8 thoughts on “Gold Manipulation And Conflict Gold

  1. Dave,
    I have followed you work for a long time. really appreciate your efforts to expose the fraud ridden and thoroughly corrupted COMEX. The shills and apologists like Nadler, Suchecki and Christian have zero credibility imo.

    Keep up the good work.

    Aloha and best wishes,
    Bay of Pigs

  2. Jeffrey Christian is the worst of all. What an asswipe! You know the kind of guys running Kitco when they have regular interviews with that windbag.

    I just wonder where all this gold is coming China, India and Turkey bought in August. This whole charade can’t go on forever. We’re on the road to “The Road”!

    I lived for some years in Dubai during the boom times. You wouldn’t believe how the Indians are buying gold in the jewellery shops. The first time I thought the shop must give away something for free or there is some marketing campaign going on. No, just “regular” buying during some Indian festival times. The Indians would have already killed the gold manipulations if the US government didn’t step in and gave the Indian government orders on their gold tariffs.

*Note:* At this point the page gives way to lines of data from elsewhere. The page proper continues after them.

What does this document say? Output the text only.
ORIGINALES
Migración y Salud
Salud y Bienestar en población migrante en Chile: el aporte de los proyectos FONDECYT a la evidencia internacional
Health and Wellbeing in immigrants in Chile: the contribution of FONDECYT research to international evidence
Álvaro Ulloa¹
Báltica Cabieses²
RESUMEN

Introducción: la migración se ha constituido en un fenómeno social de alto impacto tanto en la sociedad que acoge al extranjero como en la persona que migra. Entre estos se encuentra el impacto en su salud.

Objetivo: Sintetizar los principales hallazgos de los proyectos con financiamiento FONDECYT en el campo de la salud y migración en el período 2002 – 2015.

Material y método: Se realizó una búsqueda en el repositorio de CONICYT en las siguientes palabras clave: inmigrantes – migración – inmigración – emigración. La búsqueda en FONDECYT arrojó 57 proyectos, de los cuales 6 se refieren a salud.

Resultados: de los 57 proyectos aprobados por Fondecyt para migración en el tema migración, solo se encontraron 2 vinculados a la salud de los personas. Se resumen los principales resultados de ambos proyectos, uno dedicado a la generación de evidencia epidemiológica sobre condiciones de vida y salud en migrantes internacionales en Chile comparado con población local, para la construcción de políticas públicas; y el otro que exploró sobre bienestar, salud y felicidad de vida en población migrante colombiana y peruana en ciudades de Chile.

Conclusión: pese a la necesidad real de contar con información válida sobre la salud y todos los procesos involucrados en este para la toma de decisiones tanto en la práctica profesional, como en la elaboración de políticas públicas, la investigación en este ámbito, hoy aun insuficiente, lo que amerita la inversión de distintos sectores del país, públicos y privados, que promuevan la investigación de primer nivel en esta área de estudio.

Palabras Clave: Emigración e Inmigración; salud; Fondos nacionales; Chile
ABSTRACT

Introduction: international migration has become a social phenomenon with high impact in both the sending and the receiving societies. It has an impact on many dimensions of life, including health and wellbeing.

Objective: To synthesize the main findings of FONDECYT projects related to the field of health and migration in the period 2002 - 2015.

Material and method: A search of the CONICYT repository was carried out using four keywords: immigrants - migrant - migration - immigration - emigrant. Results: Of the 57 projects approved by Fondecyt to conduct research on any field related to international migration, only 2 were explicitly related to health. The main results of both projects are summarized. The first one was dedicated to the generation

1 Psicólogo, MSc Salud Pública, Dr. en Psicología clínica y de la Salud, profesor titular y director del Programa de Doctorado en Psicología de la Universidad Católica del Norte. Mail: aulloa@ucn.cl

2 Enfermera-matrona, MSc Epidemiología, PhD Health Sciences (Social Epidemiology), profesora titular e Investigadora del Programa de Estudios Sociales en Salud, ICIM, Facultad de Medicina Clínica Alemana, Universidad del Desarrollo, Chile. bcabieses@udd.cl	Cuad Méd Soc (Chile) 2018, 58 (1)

    … am busy now. Have to watch “The Road”!!! 🙂

  3. The paper market’s ability to set actual bullion prices could be ended overnight if government and its regulators cased supporting that role and required all paper contracts to be 100% backed by actual, issuer-owned and unencumbered physical bulllon. But that’s not going to happen because governments NEED the paper market.

    One thing that would greatly help end the paper market’s ability to determine the price of bullion would be to have miners market their output directly to, and even obtain credit from, end users, rather than involve bullion banks, Comex, LBMA and such.

  4. I’m all new to this.
    My knowledge of this only goes as far as the Comex, so I got a shock when I saw the Perth Mint at the end of this article.
    I have been thinking about buying gold recently, so as an Australian, I rang the Perth Mint to inquire how I go about buying gold and silver.
    I asked the sales person on the other end of the line (naïvely) whether they knew about what was going on at the Comex? He rather sheepishly declined to offer any information on the Comex, but I just felt that he did not want to touch the subject.
    I guess now it was rather naive of me to ask that question.
    I suppose it was like going into my local butcher shop, and asking the butcher how much fat is in his sausages.
    Can someone enlighten me as to what monkey business is going on at the Perth Mint?